From: Richard Biener <richard.guenther@gmail.com>
To: Yuri Rumyantsev <ysrumyan@gmail.com>
Cc: gcc-patches <gcc-patches@gcc.gnu.org>,
Igor Zamyatin <izamyatin@gmail.com>
Subject: Re: [PATCH] Yet another simple fix to enhance outer-loop vectorization.
Date: Tue, 14 Jul 2015 11:00:00 -0000 [thread overview]
Message-ID: <CAFiYyc2mQMCNhUQtfigE12kw+3q58WFo6Xg7xkvmDZBcFXwosA@mail.gmail.com> (raw)
In-Reply-To: <CAEoMCqRi9GJhnqkB4Yea3ENZce8pbrH6Qc53hVUBgQHCYko7Pw@mail.gmail.com>
On Wed, Jun 17, 2015 at 6:35 PM, Yuri Rumyantsev <ysrumyan@gmail.com> wrote:
> Richard,
>
> I attached updated patch.
> You asked me to explain why I did changes for renaming.
> If we do not change PHI arguments for inner loop header we can get the
> following IR:
> source outer loop:
> <bb 5>: outer-loop header
> # i_45 = PHI <0(4), i_18(9)>
> # .MEM_17 = PHI <.MEM_4(D)(4), .MEM_44(9)>
>
> <bb 6>:inner-loop header
> # .MEM_46 = PHI <.MEM_44(7), .MEM_17(5)>
>
> after duplication we have (without argument correction):
> <bb 12>:
> # i_74 = PHI <i_64(13), 0(17)>
> # .MEM_73 = PHI <.MEM_97(13), .MEM_4(D)(17)>
>
> <bb 15>:
> # .MEM_63 = PHI <.MEM_17(12), .MEM_97(16)>
>
> and later we get verifier error:
> test1.c:20:6: error: definition in block 6 does not dominate use in block 10
> void foo (int n)
> ^
> for SSA_NAME: .MEM_17 in statement:
> .MEM_63 = PHI <.MEM_17(10), .MEM_97(14)>
>
> and you can see that we need to rename MEM_17 argument for out-coming
> edge to MEM_73 since
> MEM_17 was converted to MEM_73 in outer-loop header.
>
> This explains my simple fix in rename_variables_in_bb.
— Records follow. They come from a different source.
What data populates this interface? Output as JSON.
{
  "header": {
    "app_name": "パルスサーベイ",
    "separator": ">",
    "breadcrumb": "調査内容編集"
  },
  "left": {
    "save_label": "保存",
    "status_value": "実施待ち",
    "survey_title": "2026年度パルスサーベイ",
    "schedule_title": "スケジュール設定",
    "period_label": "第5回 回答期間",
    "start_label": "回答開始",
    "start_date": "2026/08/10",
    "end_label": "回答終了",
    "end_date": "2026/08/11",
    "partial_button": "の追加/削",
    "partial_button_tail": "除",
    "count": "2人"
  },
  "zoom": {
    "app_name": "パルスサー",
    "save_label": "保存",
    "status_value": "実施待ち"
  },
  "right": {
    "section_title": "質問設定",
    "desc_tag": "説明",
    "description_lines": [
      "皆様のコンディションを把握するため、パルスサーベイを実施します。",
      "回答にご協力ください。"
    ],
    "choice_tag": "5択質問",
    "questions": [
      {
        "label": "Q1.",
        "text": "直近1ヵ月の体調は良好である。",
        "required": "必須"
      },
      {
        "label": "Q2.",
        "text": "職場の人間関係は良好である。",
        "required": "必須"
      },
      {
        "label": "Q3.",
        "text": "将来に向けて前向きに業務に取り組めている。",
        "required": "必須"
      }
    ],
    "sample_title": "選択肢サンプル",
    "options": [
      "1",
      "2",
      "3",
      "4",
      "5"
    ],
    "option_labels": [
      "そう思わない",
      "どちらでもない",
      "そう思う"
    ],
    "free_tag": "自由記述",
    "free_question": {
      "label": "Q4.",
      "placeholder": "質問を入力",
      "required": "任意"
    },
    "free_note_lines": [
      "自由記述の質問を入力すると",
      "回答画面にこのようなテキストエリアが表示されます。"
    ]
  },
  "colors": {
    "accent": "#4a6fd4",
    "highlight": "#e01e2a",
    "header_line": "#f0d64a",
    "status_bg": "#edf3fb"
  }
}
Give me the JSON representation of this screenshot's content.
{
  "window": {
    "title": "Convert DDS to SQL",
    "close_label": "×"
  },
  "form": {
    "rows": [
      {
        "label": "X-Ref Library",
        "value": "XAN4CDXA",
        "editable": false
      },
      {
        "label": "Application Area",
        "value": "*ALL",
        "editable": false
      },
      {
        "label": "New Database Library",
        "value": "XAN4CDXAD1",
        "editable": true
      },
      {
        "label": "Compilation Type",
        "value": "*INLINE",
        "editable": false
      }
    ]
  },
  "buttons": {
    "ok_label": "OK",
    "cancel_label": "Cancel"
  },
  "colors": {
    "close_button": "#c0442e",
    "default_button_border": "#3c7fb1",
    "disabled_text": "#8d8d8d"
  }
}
> Note also that loop distribution is not performed for outer loops.
Yes, I never committed the patch implementing this... but I also now
see that loop-distribution always re-writes the virtual SSA web.
Richard.
> I also did a change in slpeel_can_duplicate_loop_p to simplify check.
>
> Any comments will be appreciated.
>
> Yuri.
>
> 2015-06-17 15:24 GMT+03:00 Richard Biener <richard.guenther@gmail.com>:
>> On Tue, Jun 16, 2015 at 4:12 PM, Yuri Rumyantsev <ysrumyan@gmail.com> wrote:
>>> Thanks a lot Richard for your review.
>>>
>>> I presented updated patch which is not gated by force_vectorize.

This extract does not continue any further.